I’m suggesting that as leaders, we open the dialogue around the anxiety we all manage on a daily basis – no matter how significant or seemingly small it may be. By creating the psychological safety around this issue, as well as other mental health issues many of us live with, we may bring people out of the shadows and into the proverbial light and allow us all the opportunity to grow and develop as human beings.
If you’ve had a coaching, training or consulting relationship with Emergent you’ve experienced our take on becoming a “corporate athlete,” by which we mean someone who trains and practices their skill sets and fundamentals in their work like an athlete would for their sport or game. This approach is a mind-body discipline that includes excellent self-care such as purposeful movement, hydration, nutrition and sleep, as well as professional development in business acumen, emotional intelligence and becoming subject matter expert in relevant and contemporary topics that matter to the work. We also intentionally involve the spiritual components of development, including meaning and purpose of the work we do.
At Emergent, we suggest that corporate athletes manage their energy first. In this approach, I am suggesting that we are all managing some level of anxiety as part of our energy. With awareness and a willingness to relate to the anxiety differently, opportunities to manage our energy more effectively emerge – while also modeling for others that this shift is possible.
Above all else, leaders will benefit from self-reflection practices, which are key to managing the forms and manifestations of energy – including our anxieties. We are best served by getting out of our heads while we reflect. This may seem counterintuitive; after all, self-reflection is a cognitive process where we are thinking about our thoughts and experiences … in our heads! That’s where journaling comes in. The practice of journaling allows us to get the thoughts and intentions out of our heads so we might be more effective with them. Journal about any and all practices you choose to partake in, e.g. meditation, exercise, diet and hydration.
But (and I reserve “but” for the impact it has) don’t just write the thoughts down. It’s not enough. You have to take it a step further to change the energy, and here’s why. According to the research of Dr. Fred Luskin of Stanford University, a human being has approximately 60,000 thoughts per day, and 90% of these thoughts are repetitive.
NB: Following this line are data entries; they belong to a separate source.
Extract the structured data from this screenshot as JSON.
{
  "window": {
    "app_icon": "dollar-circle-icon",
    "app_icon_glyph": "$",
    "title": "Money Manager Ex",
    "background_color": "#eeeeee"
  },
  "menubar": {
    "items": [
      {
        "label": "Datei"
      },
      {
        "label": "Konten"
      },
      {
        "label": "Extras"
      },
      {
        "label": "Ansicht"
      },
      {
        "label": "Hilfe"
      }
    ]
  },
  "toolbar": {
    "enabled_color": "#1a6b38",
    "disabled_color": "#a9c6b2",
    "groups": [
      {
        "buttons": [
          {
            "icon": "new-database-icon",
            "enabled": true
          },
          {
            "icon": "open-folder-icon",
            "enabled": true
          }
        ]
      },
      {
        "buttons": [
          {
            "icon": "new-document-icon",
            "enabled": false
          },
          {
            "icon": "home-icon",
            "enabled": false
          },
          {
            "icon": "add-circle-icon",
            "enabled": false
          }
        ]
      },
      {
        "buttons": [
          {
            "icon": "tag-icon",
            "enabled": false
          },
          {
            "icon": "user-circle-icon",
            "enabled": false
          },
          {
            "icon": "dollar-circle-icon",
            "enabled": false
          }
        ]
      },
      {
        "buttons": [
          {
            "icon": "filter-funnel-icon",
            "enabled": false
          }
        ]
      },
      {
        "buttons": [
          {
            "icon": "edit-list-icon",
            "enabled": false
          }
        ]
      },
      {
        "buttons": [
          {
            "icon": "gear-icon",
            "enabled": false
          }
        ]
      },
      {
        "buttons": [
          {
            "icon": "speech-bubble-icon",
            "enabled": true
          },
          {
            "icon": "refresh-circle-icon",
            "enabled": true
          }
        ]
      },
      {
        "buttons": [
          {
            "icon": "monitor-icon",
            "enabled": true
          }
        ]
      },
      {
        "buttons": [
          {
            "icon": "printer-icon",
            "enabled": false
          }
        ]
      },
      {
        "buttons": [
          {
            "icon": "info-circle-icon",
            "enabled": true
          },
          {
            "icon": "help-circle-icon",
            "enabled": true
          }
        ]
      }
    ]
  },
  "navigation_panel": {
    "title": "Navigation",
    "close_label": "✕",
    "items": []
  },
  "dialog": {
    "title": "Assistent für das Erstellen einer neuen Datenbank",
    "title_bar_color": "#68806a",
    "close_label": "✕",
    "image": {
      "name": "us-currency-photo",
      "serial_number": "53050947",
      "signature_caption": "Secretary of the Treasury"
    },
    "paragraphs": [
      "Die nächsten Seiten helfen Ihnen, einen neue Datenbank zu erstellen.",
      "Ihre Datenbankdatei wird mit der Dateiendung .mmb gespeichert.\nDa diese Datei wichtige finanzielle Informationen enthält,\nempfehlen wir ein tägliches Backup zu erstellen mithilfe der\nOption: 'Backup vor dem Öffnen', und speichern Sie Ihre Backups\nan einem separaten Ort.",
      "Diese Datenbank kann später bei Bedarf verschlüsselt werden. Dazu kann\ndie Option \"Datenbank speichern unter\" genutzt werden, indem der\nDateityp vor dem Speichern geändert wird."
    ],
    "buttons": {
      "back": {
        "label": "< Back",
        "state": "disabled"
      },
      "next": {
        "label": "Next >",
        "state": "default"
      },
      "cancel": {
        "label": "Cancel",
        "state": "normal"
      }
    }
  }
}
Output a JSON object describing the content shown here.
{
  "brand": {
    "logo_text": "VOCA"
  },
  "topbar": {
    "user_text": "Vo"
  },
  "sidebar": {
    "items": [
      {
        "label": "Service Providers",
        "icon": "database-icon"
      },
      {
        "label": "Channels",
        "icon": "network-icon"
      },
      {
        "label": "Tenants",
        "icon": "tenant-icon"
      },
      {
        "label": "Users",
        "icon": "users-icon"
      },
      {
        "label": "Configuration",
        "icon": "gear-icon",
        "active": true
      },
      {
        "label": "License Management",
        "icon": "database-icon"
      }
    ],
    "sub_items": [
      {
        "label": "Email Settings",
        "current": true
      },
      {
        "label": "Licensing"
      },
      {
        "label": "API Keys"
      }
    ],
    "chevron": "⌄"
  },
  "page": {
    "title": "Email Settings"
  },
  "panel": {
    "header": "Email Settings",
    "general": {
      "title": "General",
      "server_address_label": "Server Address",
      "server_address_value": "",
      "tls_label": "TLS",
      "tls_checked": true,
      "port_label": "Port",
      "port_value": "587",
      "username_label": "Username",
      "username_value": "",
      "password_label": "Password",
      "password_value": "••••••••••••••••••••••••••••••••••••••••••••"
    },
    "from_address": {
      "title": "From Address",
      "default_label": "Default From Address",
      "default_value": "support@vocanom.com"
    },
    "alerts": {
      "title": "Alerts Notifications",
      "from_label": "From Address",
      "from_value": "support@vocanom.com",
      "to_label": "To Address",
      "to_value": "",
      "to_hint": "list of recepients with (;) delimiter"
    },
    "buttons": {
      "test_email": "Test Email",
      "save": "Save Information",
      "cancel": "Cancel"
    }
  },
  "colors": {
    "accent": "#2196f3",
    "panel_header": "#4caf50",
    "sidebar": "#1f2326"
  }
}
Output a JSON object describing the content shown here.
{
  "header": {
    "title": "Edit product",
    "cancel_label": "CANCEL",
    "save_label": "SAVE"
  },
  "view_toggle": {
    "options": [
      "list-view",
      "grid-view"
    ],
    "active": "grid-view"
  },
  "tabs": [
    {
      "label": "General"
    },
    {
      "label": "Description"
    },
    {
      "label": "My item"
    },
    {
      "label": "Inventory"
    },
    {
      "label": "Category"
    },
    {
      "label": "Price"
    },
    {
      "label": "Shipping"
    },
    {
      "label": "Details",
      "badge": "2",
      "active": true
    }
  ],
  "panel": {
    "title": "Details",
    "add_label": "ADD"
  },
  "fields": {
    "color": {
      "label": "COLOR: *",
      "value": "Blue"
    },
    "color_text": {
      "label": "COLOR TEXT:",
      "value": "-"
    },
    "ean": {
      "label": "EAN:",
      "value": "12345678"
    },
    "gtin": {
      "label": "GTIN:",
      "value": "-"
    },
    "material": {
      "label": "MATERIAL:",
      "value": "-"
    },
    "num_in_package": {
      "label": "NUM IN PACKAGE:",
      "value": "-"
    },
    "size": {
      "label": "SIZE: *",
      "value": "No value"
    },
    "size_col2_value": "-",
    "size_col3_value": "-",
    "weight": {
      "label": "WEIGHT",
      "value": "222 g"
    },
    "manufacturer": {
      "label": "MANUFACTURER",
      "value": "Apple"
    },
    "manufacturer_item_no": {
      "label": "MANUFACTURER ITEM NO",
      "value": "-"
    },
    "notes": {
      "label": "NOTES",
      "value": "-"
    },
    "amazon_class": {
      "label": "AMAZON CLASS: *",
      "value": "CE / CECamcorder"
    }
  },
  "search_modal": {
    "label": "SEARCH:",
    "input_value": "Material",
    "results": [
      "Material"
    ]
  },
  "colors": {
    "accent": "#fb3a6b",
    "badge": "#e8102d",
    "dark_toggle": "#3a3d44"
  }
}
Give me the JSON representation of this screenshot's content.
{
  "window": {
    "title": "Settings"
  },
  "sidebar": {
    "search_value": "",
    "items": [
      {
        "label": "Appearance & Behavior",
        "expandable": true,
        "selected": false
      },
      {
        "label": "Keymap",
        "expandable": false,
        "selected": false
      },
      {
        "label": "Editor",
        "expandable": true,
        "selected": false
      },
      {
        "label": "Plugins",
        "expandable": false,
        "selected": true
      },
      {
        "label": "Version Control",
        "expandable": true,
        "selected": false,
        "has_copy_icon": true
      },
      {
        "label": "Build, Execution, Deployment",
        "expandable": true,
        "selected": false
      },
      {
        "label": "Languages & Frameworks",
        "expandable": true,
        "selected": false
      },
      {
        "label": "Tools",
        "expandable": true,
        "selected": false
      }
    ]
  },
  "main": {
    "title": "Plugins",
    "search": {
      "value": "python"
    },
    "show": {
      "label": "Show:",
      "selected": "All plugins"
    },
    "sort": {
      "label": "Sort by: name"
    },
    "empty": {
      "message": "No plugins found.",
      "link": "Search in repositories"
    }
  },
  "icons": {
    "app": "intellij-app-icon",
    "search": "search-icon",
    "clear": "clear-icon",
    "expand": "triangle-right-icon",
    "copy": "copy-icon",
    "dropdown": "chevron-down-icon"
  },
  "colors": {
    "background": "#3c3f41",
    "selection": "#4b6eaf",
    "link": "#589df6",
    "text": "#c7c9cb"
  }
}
The research also suggests that over 80% of those thoughts are rooted in the cognitive process known as the “negative bias,” meaning that these thoughts are, well, negative. The negative bias, as part of our prehistoric brain, is in place to keep us safe. It makes us “aware” of threats and risks at both a conscious and subconscious level. This develops into anxieties which, unless we experience a change in energy, tend to reside with us and inform future thoughts and actions.
So we know the thoughts to journal are already in our heads, and many of them are negative. If you are like most of us, you want to have new thoughts – or at least shift the reoccurring thoughts to positive, productive action and behaviors. Here is a 4-step journal prompting process that can help reduce and manage anxieties as well as manage other aspects of our energy. Then we can get to managing our time better, too!
Step 1: Write down what you aspire to achieve. An example might be to have an important conversation that you’ve been avoiding with one of your colleagues.
Step 2: Next write your reasons and intentions for this desire. This is the value statement of achieving the aspiration. It’s why you have chosen this aspiration to journal about and do. And there’s an important second part to this step – also write down the feelings and emotions that you will have when your aspiration comes true. It’s the future emotional outcomes we sometimes forget to connect to that are strong motivators to overcome our anxieties!
Step 3: Write how you are going to achieve the aspiration. All too often, out of the good intentions of being productive, we shortcut the reflection of getting clear on what it is we want to achieve and why it’s important. Here we end with the tactical approach … the “how I will approach the aspiration / how I will get this done or resolved” statement.
Step 4: Reflect on how you will feel when you achieve aspiration. Connect with the EMOTION, not the result. It’s not enough to say that you’ll feel good when you accomplish the aspiration; that’s a judgment. You might instead feel proud or energized or relieved … connecting with the emotion will pull you into the motivation to turn your aspiration into a reality!